Bitcoin and other cryptocurrencies continued to fall on Tuesday, as investors bailed out risky assets in anticipation of sharp rises in interest rates to fight inflation.
Nerves remain on edge after two of the world’s biggest cryptocurrency platforms curbed activity on Monday as the broader market meltdown continued apace.
Celsius Network, which has 1.7 million customers, said “extreme market conditions” forced it to temporarily stop all withdrawals, cryptocurrency exchanges and inter-account transfers.
“We are taking this necessary action for the benefit of our entire community to stabilize liquidity and operations while taking steps to preserve and protect assets,” the company said in a blog post.
The UK-registered company has about $3.7 billion in assets, according to its website. He pays interest on cryptocurrency deposits, and lends them out to make a return.
“The suspension of withdrawals by Celsius yesterday provided an extra negative boost,” noted Jeffrey Halley, senior Asia-Pacific market analyst in Oanda. “I can only assume that the next big level for bitcoin will be $20,000.”
The cryptocurrency market has taken a heavy hit in recent months after its pandemic boom turned into collapse.

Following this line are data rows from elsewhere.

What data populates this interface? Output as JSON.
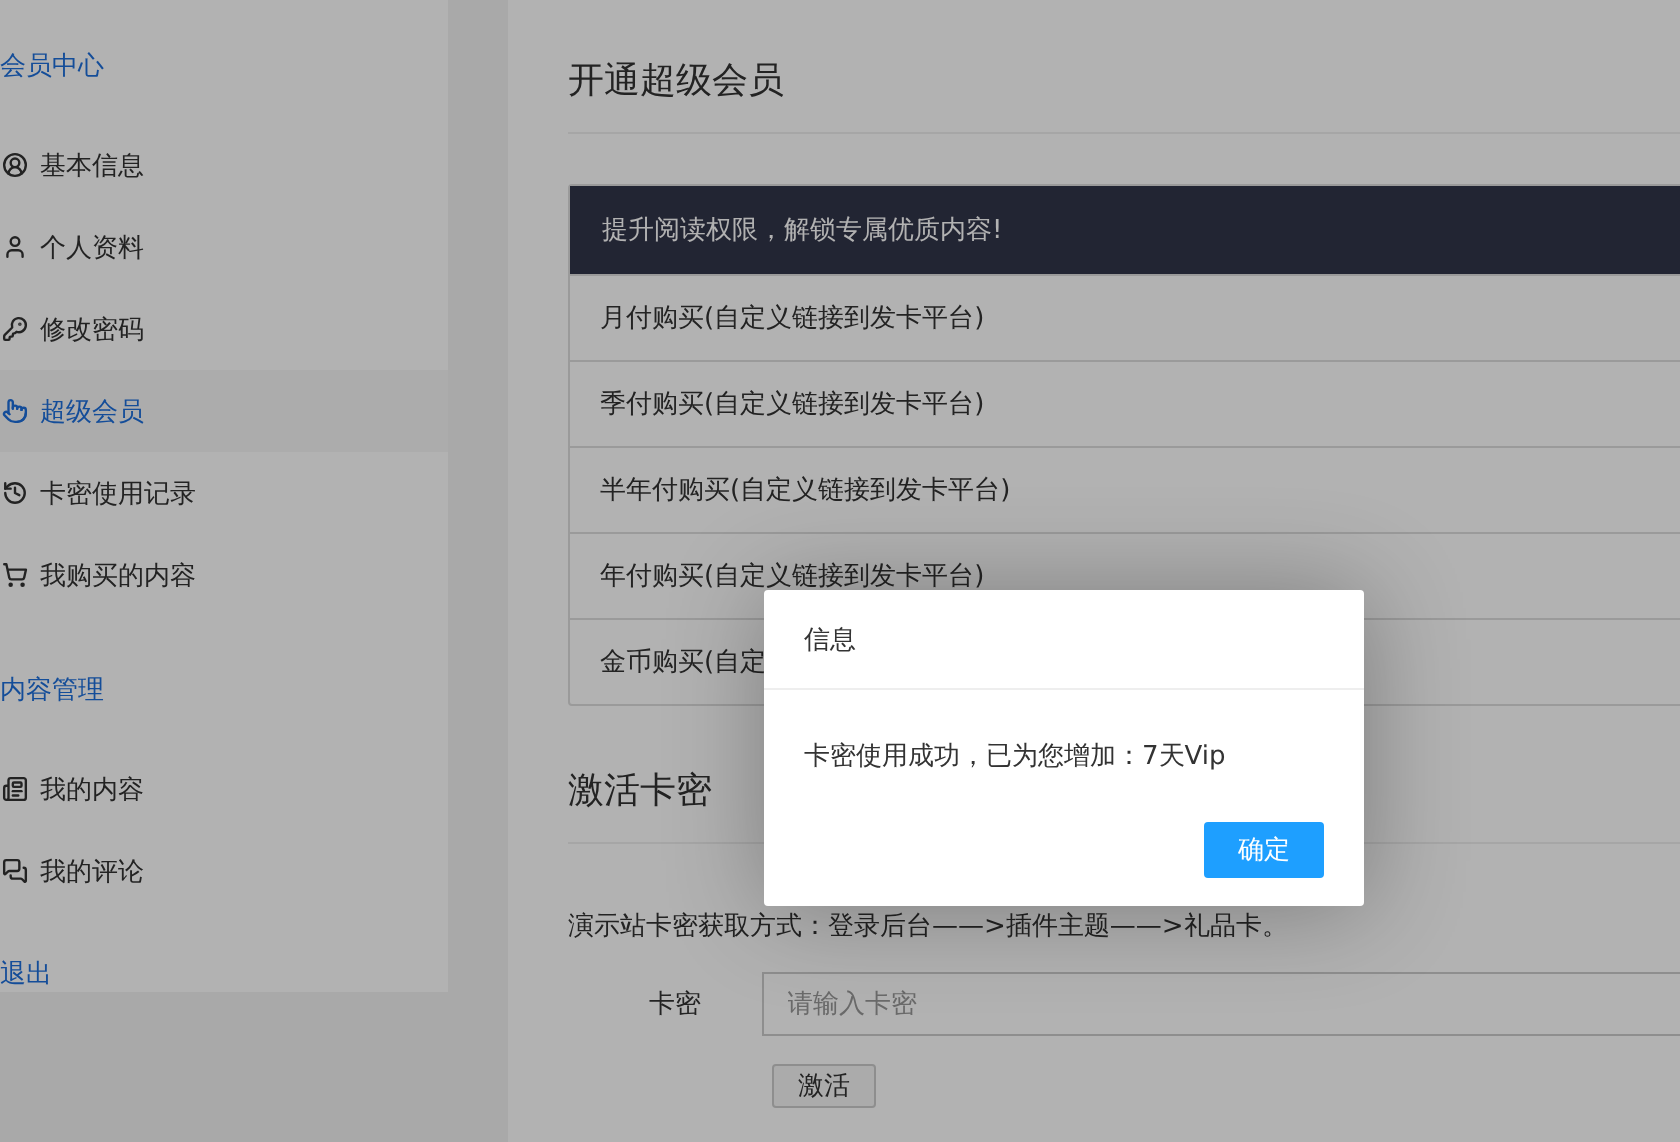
{
  "sidebar": {
    "sections": [
      {
        "heading": "会员中心",
        "items": [
          {
            "label": "基本信息",
            "selected": false
          },
          {
            "label": "个人资料",
            "selected": false
          },
          {
            "label": "修改密码",
            "selected": false
          },
          {
            "label": "超级会员",
            "selected": true
          },
          {
            "label": "卡密使用记录",
            "selected": false
          },
          {
            "label": "我购买的内容",
            "selected": false
          }
        ]
      },
      {
        "heading": "内容管理",
        "items": [
          {
            "label": "我的内容",
            "selected": false
          },
          {
            "label": "我的评论",
            "selected": false
          }
        ]
      }
    ],
    "logout": "退出"
  },
  "vip": {
    "title": "开通超级会员",
    "panel_header": "提升阅读权限，解锁专属优质内容!",
    "options": [
      "月付购买(自定义链接到发卡平台)",
      "季付购买(自定义链接到发卡平台)",
      "半年付购买(自定义链接到发卡平台)",
      "年付购买(自定义链接到发卡平台)",
      "金币购买(自定"
    ]
  },
  "activate": {
    "title": "激活卡密",
    "hint": "演示站卡密获取方式：登录后台——>插件主题——>礼品卡。",
    "field_label": "卡密",
    "placeholder": "请输入卡密",
    "button": "激活"
  },
  "dialog": {
    "title": "信息",
    "message": "卡密使用成功，已为您增加：7天Vip",
    "button": "确定"
  }
}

As the world’s major central banks raised interest rates to tame inflation, traders rushed to abandon riskier investments, including their crypto assets.

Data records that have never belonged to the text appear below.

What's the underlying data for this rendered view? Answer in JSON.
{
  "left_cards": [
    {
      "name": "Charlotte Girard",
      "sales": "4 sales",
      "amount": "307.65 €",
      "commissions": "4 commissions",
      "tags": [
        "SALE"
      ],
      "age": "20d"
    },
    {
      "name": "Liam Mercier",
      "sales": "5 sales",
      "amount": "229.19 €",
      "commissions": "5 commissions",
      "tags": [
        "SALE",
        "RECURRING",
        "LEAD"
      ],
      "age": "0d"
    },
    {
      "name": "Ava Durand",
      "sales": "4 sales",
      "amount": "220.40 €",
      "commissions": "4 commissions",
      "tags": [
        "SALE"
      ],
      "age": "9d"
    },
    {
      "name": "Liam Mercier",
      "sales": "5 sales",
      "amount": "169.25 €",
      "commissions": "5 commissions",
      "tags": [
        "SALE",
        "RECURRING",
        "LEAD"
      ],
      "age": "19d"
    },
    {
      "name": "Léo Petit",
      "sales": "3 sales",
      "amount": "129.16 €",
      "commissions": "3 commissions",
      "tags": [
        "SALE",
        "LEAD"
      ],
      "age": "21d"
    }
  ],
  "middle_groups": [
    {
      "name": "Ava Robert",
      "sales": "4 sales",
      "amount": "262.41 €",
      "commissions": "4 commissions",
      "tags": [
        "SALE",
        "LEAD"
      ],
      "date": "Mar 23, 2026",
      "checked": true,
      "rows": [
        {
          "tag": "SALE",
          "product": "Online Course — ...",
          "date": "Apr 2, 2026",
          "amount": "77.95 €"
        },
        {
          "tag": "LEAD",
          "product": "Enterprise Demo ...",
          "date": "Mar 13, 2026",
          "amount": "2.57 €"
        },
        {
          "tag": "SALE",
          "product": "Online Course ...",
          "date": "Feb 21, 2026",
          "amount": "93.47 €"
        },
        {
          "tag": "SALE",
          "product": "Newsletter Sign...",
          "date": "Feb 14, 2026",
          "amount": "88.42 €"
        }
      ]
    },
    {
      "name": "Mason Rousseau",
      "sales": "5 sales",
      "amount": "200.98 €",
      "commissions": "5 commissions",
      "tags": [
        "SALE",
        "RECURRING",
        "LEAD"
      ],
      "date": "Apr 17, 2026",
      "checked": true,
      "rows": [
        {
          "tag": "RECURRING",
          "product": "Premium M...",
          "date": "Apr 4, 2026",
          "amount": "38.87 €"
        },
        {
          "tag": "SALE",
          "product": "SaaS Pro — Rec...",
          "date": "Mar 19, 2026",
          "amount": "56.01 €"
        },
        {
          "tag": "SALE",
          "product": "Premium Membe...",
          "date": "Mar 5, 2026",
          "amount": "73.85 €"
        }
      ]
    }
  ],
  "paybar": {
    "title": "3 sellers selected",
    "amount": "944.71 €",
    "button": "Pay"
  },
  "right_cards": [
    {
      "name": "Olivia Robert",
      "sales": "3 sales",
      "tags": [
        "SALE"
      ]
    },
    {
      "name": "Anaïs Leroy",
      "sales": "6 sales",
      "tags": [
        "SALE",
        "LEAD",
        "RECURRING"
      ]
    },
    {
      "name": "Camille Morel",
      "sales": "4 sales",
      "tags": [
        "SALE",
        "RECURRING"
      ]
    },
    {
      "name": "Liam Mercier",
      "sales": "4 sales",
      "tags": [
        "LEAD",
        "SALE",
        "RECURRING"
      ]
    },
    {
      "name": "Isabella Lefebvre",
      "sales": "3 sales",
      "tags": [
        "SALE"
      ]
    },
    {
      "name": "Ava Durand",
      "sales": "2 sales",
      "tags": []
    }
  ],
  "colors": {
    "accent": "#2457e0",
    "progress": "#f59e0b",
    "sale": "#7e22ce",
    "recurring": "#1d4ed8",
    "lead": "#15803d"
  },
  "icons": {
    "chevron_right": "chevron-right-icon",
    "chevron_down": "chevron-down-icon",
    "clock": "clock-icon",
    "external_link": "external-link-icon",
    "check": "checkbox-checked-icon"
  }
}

Bitcoin, the world’s most valuable cryptocurrency, dropped about 3.12% on Tuesday, around 11:37 am, Brasília time, reaching close to US$ 22,000. The asset has lost about 25% of its value since Friday — about 67% below its all-time high in November last year, when it traded around $69,000, according to Coinbase data.
Ether – the second most valuable digital currency – was up slightly by 0.07% at the same time, having accumulated losses since Friday to around 28%. It has lost about 71% of its value since November.

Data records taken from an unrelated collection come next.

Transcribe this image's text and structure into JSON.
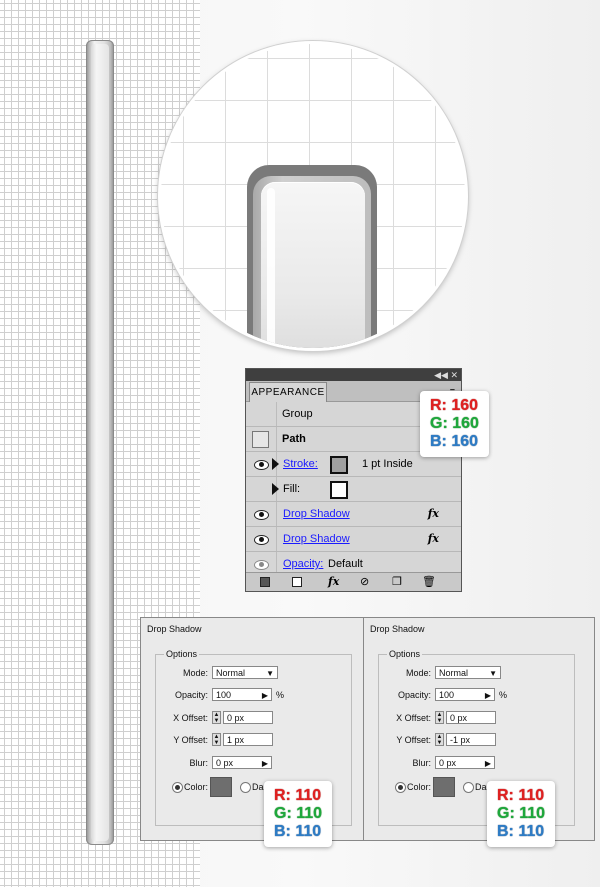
{
  "appearance": {
    "title": "APPEARANCE",
    "menu_glyph": "≡",
    "titlebar_buttons": "◀◀ ✕",
    "rows": [
      {
        "label": "Group"
      },
      {
        "label": "Path"
      },
      {
        "label": "Stroke:",
        "value": "1 pt  Inside"
      },
      {
        "label": "Fill:"
      },
      {
        "label": "Drop Shadow"
      },
      {
        "label": "Drop Shadow"
      },
      {
        "label": "Opacity:",
        "value": "Default"
      }
    ],
    "fx": "fx",
    "bottom": {
      "fx": "fx"
    }
  },
  "badge_stroke": {
    "r": "R: 160",
    "g": "G: 160",
    "b": "B: 160"
  },
  "badge_shadow": {
    "r": "R: 110",
    "g": "G: 110",
    "b": "B: 110"
  },
  "colors": {
    "stroke": "#a0a0a0",
    "shadow": "#6e6e6e"
  },
  "dialogs": [
    {
      "title": "Drop Shadow",
      "options": "Options",
      "mode_label": "Mode:",
      "mode_value": "Normal",
      "opacity_label": "Opacity:",
      "opacity_value": "100",
      "opacity_unit": "%",
      "xoffset_label": "X Offset:",
      "xoffset_value": "0 px",
      "yoffset_label": "Y Offset:",
      "yoffset_value": "1 px",
      "blur_label": "Blur:",
      "blur_value": "0 px",
      "color_label": "Color:",
      "dark_label": "Da"
    },
    {
      "title": "Drop Shadow",
      "options": "Options",
      "mode_label": "Mode:",
      "mode_value": "Normal",
      "opacity_label": "Opacity:",
      "opacity_value": "100",
      "opacity_unit": "%",
      "xoffset_label": "X Offset:",
      "xoffset_value": "0 px",
      "yoffset_label": "Y Offset:",
      "yoffset_value": "-1 px",
      "blur_label": "Blur:",
      "blur_value": "0 px",
      "color_label": "Color:",
      "dark_label": "Da"
    }
  ]
}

Binance, the world’s largest cryptocurrency exchange, suspended withdrawals from its bitcoin network for a few hours on Monday (13). The company said some transactions were “stuck” and were causing a delay.
“The Binance team is working on a long-term solution to speed up pending transactions on the bitcoin (BTC) network and avoid similar situations in the future,” it said in a statement.
So-called “stablecoins” – cryptocurrencies tied to the value of more traditional assets – have also been hit. Tether, a popular stablecoin, broke its peg to the US dollar in May, puncturing the view that it could serve as a hedge against volatility.
terraUSD, a riskier algorithmic stablecoin that used complex code to peg its value to the US dollar, collapsed in the same month, wiping out the savings of thousands of investors. The coin was valued at just over $18 billion in early May before falling, according to data from CoinMarketCap.
Celsius Network did not say when it would allow customers to withdraw their deposits again, only that “it would take time”.
Meanwhile, governments are closely watching the fallout from the cryptocurrency crash and may move to protect investors.
“There are a lot of risks associated with cryptocurrencies,” US Treasury Secretary Janet Yellen told the Senate last month. She said her department should release a report on the matter.